Maisons closes, cabarets, bars. Marins, proxénètes, prostituées. Le cadre typique d'un port du début du 20ème siècle. Mais vous vous en doutiez peut être déjà. Ce que vous ne savez probablement pas, c’est que pendant que vous attendez votre traversée en ferry depuis le Pirée, vous êtes à un pâté de maisons de l’endroit où ce monde si délirant existait il n’ya pas si longtemps. Située sur le côté gauche du port, où vous prendrez le ferry, Troumba a une histoire riche. Jusqu’à la fin des années 1960, la petite délinquance et les bagarres ivres étaient monnaie courante, tandis que trois cinémas classés X diffusaient des films destinés à ceux qui n’avaient pas envie de fréquenter les maisons closes, et il y avait la célèbre 6ème flotte de la marine américaine qui a peint le vert en rouge. Un film a même été tourné portant le nom de Kalos irthe dollario (ce qui signifie «bienvenue au dollar»).

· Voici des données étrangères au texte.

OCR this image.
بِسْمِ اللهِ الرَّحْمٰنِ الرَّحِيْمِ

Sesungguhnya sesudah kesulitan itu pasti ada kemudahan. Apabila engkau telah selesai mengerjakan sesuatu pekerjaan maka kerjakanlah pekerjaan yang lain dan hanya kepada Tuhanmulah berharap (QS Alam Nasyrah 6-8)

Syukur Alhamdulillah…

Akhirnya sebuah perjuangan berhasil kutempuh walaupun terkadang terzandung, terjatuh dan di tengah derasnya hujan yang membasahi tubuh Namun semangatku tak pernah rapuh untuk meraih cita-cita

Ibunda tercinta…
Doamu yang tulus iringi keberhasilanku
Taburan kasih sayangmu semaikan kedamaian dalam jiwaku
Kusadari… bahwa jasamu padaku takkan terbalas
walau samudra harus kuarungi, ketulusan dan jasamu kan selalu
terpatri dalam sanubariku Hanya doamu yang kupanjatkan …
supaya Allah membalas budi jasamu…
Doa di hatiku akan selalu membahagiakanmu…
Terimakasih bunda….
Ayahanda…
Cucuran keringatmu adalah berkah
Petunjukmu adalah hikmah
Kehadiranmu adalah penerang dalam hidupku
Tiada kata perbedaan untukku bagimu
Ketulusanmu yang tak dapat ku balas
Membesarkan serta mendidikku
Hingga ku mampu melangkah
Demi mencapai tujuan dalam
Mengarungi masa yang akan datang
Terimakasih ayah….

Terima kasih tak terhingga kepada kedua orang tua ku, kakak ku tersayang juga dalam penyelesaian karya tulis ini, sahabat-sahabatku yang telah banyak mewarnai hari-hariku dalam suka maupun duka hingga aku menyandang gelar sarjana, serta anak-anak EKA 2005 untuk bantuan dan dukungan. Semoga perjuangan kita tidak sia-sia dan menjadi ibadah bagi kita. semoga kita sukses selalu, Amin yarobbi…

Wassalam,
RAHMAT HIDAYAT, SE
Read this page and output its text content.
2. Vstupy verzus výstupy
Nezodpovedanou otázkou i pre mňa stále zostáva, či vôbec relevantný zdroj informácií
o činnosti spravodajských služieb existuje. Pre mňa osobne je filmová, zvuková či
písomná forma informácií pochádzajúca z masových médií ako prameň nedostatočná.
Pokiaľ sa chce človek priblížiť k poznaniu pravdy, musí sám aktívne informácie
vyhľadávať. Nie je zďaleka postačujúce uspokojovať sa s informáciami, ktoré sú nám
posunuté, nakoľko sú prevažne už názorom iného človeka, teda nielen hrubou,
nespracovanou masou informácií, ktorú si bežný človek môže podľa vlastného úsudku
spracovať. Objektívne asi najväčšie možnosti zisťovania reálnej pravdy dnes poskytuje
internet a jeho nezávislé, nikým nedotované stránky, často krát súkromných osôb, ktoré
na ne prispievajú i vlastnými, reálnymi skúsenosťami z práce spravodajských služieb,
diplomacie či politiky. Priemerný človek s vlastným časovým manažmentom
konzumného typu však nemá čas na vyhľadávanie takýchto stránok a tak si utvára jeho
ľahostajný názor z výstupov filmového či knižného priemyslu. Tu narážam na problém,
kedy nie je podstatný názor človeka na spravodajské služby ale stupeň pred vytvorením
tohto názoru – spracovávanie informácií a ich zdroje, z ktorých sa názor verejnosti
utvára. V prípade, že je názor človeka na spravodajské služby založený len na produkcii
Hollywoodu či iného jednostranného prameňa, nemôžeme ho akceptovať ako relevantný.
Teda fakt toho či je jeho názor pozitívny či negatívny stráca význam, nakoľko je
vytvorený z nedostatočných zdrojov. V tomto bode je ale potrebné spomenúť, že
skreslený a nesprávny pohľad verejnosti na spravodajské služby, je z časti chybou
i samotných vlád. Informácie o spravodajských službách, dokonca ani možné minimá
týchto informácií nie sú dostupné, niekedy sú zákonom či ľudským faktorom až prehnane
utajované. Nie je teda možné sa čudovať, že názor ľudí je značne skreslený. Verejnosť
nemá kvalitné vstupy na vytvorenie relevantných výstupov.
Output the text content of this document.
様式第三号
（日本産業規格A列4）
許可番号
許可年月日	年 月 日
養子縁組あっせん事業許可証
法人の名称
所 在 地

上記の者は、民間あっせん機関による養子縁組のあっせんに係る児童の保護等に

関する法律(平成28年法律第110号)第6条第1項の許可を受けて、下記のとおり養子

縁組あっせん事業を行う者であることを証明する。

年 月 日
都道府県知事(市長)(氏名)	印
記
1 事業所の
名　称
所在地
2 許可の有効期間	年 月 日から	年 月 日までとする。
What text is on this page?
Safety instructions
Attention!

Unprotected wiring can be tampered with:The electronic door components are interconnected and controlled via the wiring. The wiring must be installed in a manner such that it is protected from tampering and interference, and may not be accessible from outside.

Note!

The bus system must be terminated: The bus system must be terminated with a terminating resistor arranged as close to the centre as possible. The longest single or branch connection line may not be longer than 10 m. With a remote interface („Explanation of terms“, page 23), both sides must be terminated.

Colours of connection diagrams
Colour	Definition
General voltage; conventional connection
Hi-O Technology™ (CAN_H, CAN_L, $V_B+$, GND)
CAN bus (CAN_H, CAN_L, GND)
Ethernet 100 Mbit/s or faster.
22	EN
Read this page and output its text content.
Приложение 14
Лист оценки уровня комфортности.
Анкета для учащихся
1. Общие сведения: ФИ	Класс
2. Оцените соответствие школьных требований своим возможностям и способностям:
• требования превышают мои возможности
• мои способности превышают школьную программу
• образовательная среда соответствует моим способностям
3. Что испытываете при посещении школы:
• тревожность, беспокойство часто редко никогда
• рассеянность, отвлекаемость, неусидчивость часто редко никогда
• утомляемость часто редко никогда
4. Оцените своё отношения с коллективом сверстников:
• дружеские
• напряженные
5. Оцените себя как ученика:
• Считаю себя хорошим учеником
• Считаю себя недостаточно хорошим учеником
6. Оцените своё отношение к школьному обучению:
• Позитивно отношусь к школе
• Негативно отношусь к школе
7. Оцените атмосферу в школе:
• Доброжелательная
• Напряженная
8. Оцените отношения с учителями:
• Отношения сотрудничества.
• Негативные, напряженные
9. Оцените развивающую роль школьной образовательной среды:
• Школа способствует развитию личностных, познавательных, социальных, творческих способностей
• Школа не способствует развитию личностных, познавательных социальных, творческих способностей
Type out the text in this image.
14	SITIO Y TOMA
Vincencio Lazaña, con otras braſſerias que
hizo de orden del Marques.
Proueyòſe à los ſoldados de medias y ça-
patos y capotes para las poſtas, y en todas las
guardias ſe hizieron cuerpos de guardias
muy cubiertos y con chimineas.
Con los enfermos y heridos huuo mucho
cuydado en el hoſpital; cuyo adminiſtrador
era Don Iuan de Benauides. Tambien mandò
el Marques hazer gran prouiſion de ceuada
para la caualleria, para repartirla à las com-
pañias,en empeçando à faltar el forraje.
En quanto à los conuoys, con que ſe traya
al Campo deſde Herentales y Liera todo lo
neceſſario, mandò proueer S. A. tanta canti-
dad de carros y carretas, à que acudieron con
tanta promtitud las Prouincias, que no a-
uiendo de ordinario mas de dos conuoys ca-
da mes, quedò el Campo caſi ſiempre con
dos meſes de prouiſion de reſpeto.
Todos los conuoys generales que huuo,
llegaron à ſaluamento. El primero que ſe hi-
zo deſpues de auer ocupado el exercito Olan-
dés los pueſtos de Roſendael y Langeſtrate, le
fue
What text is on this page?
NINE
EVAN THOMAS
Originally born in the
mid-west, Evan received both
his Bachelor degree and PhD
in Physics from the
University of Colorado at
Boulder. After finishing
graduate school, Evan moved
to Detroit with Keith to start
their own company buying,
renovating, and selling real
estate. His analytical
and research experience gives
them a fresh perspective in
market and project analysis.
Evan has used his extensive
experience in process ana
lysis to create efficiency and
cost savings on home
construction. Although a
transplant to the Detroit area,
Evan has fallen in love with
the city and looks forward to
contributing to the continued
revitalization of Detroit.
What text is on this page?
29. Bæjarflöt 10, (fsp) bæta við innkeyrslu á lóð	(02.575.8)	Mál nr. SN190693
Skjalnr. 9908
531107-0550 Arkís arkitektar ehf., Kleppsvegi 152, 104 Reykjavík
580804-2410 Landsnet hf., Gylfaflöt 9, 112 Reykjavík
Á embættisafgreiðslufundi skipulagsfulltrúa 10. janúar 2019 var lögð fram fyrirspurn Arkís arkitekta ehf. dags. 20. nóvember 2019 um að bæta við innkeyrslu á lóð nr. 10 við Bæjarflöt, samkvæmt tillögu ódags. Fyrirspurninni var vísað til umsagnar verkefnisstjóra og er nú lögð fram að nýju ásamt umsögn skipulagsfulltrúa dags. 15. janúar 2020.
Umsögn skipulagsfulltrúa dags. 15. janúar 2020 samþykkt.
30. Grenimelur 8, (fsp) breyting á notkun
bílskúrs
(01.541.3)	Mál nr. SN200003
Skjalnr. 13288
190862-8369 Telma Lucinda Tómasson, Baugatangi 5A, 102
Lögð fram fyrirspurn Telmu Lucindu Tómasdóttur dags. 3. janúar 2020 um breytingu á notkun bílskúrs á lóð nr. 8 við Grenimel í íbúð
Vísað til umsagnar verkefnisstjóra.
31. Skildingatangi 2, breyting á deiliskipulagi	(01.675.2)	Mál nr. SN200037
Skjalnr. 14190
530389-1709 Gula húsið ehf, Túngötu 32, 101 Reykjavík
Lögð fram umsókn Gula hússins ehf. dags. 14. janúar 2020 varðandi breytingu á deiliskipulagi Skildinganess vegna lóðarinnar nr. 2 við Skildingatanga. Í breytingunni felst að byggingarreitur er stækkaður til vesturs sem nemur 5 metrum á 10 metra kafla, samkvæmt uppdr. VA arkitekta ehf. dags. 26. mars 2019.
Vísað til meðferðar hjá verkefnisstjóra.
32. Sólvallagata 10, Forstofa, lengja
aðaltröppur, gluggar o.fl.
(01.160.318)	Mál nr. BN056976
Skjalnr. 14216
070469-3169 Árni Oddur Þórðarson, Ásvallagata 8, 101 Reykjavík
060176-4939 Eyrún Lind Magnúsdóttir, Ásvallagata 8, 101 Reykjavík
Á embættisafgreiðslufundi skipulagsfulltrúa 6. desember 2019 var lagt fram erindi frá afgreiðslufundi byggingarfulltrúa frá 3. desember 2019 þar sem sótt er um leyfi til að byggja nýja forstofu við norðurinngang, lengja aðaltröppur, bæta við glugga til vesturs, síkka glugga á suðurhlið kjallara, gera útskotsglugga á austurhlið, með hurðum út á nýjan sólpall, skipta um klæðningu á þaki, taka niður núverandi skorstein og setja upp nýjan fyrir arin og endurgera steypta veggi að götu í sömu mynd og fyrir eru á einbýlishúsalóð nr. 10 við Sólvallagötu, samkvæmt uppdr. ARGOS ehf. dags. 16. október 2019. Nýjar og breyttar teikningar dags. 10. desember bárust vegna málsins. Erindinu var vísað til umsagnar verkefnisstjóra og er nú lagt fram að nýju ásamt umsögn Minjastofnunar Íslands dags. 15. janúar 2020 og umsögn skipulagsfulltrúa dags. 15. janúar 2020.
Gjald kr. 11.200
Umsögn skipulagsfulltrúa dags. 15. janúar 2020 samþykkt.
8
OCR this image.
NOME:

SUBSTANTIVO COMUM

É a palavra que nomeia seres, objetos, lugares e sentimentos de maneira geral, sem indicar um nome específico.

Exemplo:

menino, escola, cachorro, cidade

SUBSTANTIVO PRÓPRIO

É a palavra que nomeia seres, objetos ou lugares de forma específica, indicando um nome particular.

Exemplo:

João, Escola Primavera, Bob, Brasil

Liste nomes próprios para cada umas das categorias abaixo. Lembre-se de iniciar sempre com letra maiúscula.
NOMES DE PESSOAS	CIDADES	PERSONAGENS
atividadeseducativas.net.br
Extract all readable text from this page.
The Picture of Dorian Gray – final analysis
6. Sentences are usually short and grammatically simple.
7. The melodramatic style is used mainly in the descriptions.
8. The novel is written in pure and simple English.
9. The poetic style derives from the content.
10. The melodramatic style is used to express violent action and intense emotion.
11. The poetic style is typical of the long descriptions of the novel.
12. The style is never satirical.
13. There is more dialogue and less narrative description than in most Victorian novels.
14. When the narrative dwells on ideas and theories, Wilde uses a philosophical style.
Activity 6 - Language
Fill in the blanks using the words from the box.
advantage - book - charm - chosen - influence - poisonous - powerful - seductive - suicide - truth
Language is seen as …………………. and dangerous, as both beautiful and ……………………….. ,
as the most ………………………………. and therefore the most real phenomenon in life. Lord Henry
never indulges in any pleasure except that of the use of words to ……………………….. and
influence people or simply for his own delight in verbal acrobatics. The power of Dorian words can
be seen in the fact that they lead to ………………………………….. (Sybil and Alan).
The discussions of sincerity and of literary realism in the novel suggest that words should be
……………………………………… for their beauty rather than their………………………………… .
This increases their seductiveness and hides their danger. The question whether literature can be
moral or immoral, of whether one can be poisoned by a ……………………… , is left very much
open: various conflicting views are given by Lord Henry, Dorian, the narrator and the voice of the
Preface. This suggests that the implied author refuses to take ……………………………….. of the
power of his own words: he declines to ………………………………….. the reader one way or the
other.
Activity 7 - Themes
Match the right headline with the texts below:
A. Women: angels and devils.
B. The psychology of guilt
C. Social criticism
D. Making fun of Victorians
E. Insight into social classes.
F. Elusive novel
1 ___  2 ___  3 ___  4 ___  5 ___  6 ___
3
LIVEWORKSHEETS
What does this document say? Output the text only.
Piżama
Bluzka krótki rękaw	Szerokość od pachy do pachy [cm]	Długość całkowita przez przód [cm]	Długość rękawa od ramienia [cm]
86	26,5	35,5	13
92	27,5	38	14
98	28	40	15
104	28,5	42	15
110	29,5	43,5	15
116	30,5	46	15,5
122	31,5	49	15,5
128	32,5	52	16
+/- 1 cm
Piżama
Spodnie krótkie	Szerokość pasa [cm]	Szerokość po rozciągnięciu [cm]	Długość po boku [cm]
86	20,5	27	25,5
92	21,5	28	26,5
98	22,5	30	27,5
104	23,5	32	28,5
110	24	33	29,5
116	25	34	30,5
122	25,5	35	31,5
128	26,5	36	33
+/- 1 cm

La catastrophe de l’Asie mineure de 1922 a chassé un nombre considérable de Grecs des côtes occidentales de la Turquie, et beaucoup d’entre eux se sont installés au Pirée. La musique Rembetika est née ici - la musique de l'underground, des pauvres, des chants de misère, de déplacement et de la consommation de drogue, souvent accompagnée d’une danse pleine de douleurs d'un homme solitaire. Cela a pris racine dans Troumba avec l’odeur de marijuana qui s’échappe des tekedes, ou tanières de hasish, où vous pouvez apprécier à la fois la musique et les herbes. Le jeu (parier) était un autre passe-temps favori, alimenté par la pauvreté engendrée par l'exil forcé des Grecs de Turquie, puis par l'occupation allemande pendant la Seconde Guerre mondiale.
L’apogée de Troumba était dans les années 1960, lorsque le nombre de prostituées a atteint 3 000 (le chiffre officiel étant toutefois de 500). Des immeubles résidentiels se sont dressés parmi les maisons closes et les cabarets et des gens ordinaires ont commencé à s’y installer, affichant des pancartes indiquant «Une famille vit ici» pour tenir la cohue bruyante à distance.
En 1968, la junte militaire a pris le contrôle de la Grèce et a rapidement fermé tous ces établissements. Aujourd'hui, les vestiges du passé persistent encore. Dingy Cine Olympic diffuse toujours des films pour adultes. Des enseignes au néon au-dessus des portes des rues latérales affichent des silhouettes féminines et des verres à cocktail clignotant en rouge. Un arôme dégradé semble être enraciné dans l'asphalte et le ciment.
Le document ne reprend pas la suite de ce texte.